State Sen. Katie Muth, D-Berks/Chester/Montgomery, said the legislation is a hateful attempt to fuel a culture war over the existence of transgender people and block their participation in sports.

“It’s really disappointing and troubling that women in the majority party of the State House of Representatives would take the time and energy to prioritize and amplify legislation that doesn’t actually address any real problem,” said state Sen. Katie Muth, D-Berks/Chester/Montgomery. “Unfortunately, there’s a nationwide effort driven by political organizations to use this waste of time and resources to fundraiser and spread their harmful agenda. What’s further baffling is the claim that this legislation would advance or ensure fairness in women’s sports. I would advise the sponsors of this legislation to consider pulling this bill and instead introduce legislation that has substance and positive impact.”

The House and Senate co-chairs of the LGBTQ+ Equality Caucus noted that the sponsors of the anti-trans legislation failed to mention a single Pennsylvania case in which a problem was caused by allowing transgender children and young adults to participate together.

“As a former women’s swim team member in high school, I care about protecting women’s sports and know that transgender girls in no way threaten them,” said Rep. Jessica Benham, D-Allegheny and the first LGBTQ+ woman in Pennsylvania’s General Assembly. “This bill is a complete invasion of young people’s privacy in response to a non-existent issue. It’s also likely an unconstitutional violation of transgender people’s rights.”

The U.S. Department of Education’s Office for Civil Rights said Tuesday it is beginning a comprehensive review of the department’s regulations implementing Title IX of the Education Amendments of 1972, as part of implementing President Joe Biden’s March 8 Executive Order on Guaranteeing an Educational Environment Free from Discrimination on the Basis of Sex, Including Sexual Orientation or Gender Identity.

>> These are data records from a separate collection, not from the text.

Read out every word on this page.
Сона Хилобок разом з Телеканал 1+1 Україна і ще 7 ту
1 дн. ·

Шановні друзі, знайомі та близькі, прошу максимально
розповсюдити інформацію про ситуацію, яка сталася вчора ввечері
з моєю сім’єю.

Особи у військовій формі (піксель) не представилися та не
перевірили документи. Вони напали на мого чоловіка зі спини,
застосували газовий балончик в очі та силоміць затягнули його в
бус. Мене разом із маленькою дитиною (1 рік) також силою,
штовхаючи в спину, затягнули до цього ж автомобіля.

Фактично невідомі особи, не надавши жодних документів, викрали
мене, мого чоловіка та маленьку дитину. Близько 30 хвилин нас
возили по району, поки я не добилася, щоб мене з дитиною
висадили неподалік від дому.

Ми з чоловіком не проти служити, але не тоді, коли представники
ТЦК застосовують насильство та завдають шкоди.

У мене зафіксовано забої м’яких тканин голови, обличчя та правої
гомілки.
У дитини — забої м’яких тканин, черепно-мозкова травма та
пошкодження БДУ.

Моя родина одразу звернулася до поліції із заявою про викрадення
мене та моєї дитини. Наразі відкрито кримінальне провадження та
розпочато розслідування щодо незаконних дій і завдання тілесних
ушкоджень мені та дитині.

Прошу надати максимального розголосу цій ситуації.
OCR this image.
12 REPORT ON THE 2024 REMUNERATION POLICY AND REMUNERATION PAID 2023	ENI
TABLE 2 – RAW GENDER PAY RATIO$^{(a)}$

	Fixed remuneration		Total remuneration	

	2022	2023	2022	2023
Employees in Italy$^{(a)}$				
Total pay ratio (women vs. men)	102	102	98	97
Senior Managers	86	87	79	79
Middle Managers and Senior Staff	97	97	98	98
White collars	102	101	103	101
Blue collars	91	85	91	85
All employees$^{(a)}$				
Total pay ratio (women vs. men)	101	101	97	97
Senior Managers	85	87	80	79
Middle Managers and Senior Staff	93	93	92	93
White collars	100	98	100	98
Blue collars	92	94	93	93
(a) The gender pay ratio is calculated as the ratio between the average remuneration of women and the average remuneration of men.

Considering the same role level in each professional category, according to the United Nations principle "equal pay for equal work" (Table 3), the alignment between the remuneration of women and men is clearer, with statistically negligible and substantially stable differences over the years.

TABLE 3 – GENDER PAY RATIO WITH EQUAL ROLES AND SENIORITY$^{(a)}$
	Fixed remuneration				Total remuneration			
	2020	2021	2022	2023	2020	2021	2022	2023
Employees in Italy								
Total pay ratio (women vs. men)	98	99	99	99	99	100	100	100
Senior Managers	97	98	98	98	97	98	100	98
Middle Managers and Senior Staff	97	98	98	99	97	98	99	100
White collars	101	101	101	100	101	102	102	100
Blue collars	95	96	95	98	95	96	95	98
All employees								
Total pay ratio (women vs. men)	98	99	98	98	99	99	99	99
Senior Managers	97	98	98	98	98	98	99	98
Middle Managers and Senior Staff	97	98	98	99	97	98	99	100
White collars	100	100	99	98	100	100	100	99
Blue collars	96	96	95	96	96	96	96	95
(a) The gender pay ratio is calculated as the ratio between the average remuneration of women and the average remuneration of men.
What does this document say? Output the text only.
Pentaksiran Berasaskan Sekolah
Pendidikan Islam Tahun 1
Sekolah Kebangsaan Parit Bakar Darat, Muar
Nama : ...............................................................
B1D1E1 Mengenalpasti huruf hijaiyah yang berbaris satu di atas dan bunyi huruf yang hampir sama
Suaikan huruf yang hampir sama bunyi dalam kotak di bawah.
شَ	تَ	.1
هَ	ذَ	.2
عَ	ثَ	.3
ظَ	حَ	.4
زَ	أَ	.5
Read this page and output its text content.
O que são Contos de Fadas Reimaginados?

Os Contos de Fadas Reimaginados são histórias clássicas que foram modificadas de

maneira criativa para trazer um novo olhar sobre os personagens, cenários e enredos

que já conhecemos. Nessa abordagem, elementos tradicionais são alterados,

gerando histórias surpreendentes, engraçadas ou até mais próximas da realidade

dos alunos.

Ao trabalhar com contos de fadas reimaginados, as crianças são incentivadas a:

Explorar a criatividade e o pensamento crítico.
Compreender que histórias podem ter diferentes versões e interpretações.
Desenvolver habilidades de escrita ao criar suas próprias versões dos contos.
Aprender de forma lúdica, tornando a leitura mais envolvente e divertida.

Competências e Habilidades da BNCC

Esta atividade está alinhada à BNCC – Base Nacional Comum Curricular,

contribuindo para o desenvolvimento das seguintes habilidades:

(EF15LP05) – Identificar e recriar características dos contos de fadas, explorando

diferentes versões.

The letter to stakeholders explains that OCR is undertaking a comprehensive review of the Department’s existing regulations and other actions related to Title IX by gathering the public’s views and insights on the issue of sexual harassment in school environments, including sexual violence, and discrimination based on sexual orientation and gender identity. This feedback will help OCR determine what additional changes to the Title IX regulations and any related agency actions may be necessary to fulfill the Executive Order. The input will also support the Department’s commitment to ensuring equal and nondiscriminatory access to education for students in schools across the nation, from pre-K-12 and in postsecondary institutions, including in extracurricular activities and other educational settings. During this review process, the existing Title IX regulations, as amended in 2020, remain in effect.

“Building educational environments free from discrimination where our nation’s students can grow and thrive is a top priority of the Biden-Harris Administration,” said U.S. Secretary of Education Miguel Cardona. “Today’s action is the first step in making sure that the Title IX regulations are effective and are fostering safe learning environments for our students while implementing fair processes. Sexual harassment and other forms of sex discrimination, including in extracurricular activities and other educational settings, threaten access to education for students of all ages. As Secretary, I will work to ensure all students–no matter their background, who they are, or how they identify–can succeed in the classroom and beyond.”